<!-- Swiftype Variables -->

ETFs

SEC looks to patch holes in regulatory framework

ETF.com’s Dave Nadig

For nearly three decades, exchange-traded funds in the United States have lived in regulatory limbo. With the June 28 reproposal of an ETF rule, the Securities and Exchange Commission is looking to correct that condition and plant itself and this $3 trillion market on solid ground.

While many have rightly observed that the latest effort — an ETF rule was last proposed in 2008 but waylaid by the financial crisis — is akin to closing the stable door after the horse has bolted, the proposal attempts to standardize and level the playing field for a highly competitive market.

As practiced, the exchange-traded product landscape is held together by separate no-action letters and individual relief from various laws and SEC rules, mostly the Investment Company Act of 1940, which provide the framework for oversight of mutual funds.

While the rule, as proposed, clears up a regulatory mess quite well, said Dave Nadig, managing director of ETF.com, an independent editorial division of CBOE Holdings, it also opens up potential challenges that will require industry coordination and diligence for the more than 1,600 products covered by the proposed rule. (ETFs structured as unit investment trusts, share classes or feeders to another fund or structure, and those that explicitly use leverage, would still have to rely on their own relief.)

Authorized participants

In the most obscure corner of the ETF market, authorized participants, usually broker-dealers, play a critical role by transacting directly with the fund to deliver cash or securities in exchange for ETF shares, and vice versa. They stand in the middle of the market for traders attempting to capture and close an arbitrage,when there is an imbalance in the intraday price of ETF shares relative to the underlying holdings.
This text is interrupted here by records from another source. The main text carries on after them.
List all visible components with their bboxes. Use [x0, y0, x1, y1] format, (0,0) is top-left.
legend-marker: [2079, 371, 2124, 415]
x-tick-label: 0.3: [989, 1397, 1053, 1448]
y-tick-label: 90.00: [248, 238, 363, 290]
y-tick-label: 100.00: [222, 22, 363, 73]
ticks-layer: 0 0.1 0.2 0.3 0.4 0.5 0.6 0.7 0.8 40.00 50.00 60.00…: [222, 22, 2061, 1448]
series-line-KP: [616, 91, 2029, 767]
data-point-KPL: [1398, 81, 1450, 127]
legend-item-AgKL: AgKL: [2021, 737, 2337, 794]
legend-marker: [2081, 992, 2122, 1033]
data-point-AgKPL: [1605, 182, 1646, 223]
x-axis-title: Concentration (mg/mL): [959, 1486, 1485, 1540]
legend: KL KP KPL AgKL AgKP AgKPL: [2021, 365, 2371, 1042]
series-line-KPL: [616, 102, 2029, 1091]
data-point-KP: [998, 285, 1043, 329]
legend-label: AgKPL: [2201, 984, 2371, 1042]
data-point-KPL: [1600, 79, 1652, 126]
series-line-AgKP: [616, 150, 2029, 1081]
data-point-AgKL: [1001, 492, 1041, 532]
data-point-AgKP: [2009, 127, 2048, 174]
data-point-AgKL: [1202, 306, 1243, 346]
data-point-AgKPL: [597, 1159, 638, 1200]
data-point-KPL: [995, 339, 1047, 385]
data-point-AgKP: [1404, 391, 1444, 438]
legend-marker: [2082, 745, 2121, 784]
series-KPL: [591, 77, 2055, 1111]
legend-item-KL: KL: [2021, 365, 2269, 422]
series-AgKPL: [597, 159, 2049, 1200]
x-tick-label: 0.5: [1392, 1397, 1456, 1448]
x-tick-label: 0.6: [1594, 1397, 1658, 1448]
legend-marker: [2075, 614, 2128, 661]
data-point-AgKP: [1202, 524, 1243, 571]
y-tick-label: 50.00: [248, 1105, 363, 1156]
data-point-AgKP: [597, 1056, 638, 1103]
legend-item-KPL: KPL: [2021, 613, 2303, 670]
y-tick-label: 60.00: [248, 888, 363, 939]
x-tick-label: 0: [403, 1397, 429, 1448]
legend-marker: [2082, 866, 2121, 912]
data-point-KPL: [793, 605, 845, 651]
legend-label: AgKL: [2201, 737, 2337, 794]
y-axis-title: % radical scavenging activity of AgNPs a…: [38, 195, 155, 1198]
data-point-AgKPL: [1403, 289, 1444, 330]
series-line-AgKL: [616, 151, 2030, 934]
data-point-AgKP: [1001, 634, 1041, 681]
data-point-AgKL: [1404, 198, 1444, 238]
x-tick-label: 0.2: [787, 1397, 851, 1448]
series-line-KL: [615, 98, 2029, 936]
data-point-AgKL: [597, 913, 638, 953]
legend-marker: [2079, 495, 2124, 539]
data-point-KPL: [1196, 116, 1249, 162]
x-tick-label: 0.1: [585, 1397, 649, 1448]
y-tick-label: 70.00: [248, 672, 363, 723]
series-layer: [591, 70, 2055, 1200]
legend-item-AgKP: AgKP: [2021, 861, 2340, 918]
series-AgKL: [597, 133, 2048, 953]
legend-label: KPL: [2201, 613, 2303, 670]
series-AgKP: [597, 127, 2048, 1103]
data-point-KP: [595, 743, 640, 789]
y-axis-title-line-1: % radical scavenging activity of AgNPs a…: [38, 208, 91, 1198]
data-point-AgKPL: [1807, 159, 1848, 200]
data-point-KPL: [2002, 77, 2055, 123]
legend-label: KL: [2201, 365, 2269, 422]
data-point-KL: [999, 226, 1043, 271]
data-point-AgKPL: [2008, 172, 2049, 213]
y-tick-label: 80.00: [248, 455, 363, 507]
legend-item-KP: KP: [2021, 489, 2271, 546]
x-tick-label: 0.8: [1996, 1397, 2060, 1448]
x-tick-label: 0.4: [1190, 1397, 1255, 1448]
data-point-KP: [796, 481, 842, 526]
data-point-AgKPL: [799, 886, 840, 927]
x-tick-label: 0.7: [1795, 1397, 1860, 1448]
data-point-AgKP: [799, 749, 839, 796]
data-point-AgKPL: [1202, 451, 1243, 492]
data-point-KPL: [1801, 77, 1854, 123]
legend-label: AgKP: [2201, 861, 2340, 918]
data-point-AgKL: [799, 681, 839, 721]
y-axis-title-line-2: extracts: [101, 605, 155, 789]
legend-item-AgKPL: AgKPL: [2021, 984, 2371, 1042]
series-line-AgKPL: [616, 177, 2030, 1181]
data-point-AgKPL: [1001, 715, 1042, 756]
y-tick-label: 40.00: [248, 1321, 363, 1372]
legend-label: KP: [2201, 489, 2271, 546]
Authorized participants also smooth large orders with institutional investors looking to save basis points on a transaction by working as directly as possible with the fund, rather than buying or selling in the open market.

APs, as they are known, are indirectly affected under the new proposal in two ways. First, the rule proposes that ETF issuers standardize and disclose their AP agreements. Second, the ETF would have to disclose daily on its website and before the market opens, the basket of securities with which it will transact, and, in the case of so-called custom or negotiated baskets, these would have to be disclosed daily ex-post once the window for creating or redeeming shares has closed. Additionally, the ability to use custom baskets would now apply to all ETFs.

"Will the use of custom baskets promote a more efficient creation and redemption process?" asked SEC Commissioner Kara Stein in her public remarks when the proposal was announced. "Is the policies and procedures requirement specific enough to prevent wrongdoing, like 'cherry-picking' or 'dumping?' Should we instead only allow custom baskets in certain defined scenarios, and only under specified conditions?"

This part of the rule proposal provides not only more sunlight, but also levels the playing field for issuers of all sizes.

The ETF market appreciates the simplicity in funds setting a single basket for securities or cash going in or out. But custom baskets, which do not necessarily represent a pro rata slice of the fund, can be used in a way that is beneficial to all fund shareholders.

Examples include index transitions or portfolio changes for a transparent, actively managed ETF, which also are covered by the rule. (Notably, the SEC says it will no longer differentiate between index-tracking and actively managed funds, as long as they are transparent.)

"Careful consideration of the scope and parameters of (custom basket) policies and procedures will be a key area of focus for ETF advisers and ETF boards," said Adam Teufel, a Washington-based partner at Dechert LLP. "As stated in the proposing release, the SEC envisions its exam staff reviewing records of custom basket transactions on routine exams, so developing appropriate policies and procedures, and ensuring compliance with those policies and procedures, will be a key area of focus."

Disclosure

"The SEC has really upped the transparency requirements on spreads, on baskets and compliance checks," said Michael Venuto, co-founder and chief investment officer of New York-based Toroso Investments. "Most of us in the business do a daily compliance check, but it is only inspected quarterly. I work with my fund administrator and trading subadviser to ensure that everything is in accordance with the prospectus. But these rules may be proposed in anticipation of new entrants … to codify the unwritten rules."

ETF issuers take pride in the product's transparency, with most disclosing the fund's complete holdings daily as well as various metrics related to the underlying securities, including industry, sector, and geographic region, valuation, and percent of holdings. But the SEC is now proposing (and requesting comment) on the disclosure of trading spreads, market price premiums and discounts to per share net asset value, and how closing prices are determined.

Such statistics and compliance rigor currently are not mandated or uniform across issuers.

"ETF issuers will need time to both build and self-adopt standards," said Mr. Nadig. "It will take an industry effort and represents a significant data challenge."

The proposed rule and comments can be found on the SEC website. Comments are open until early September.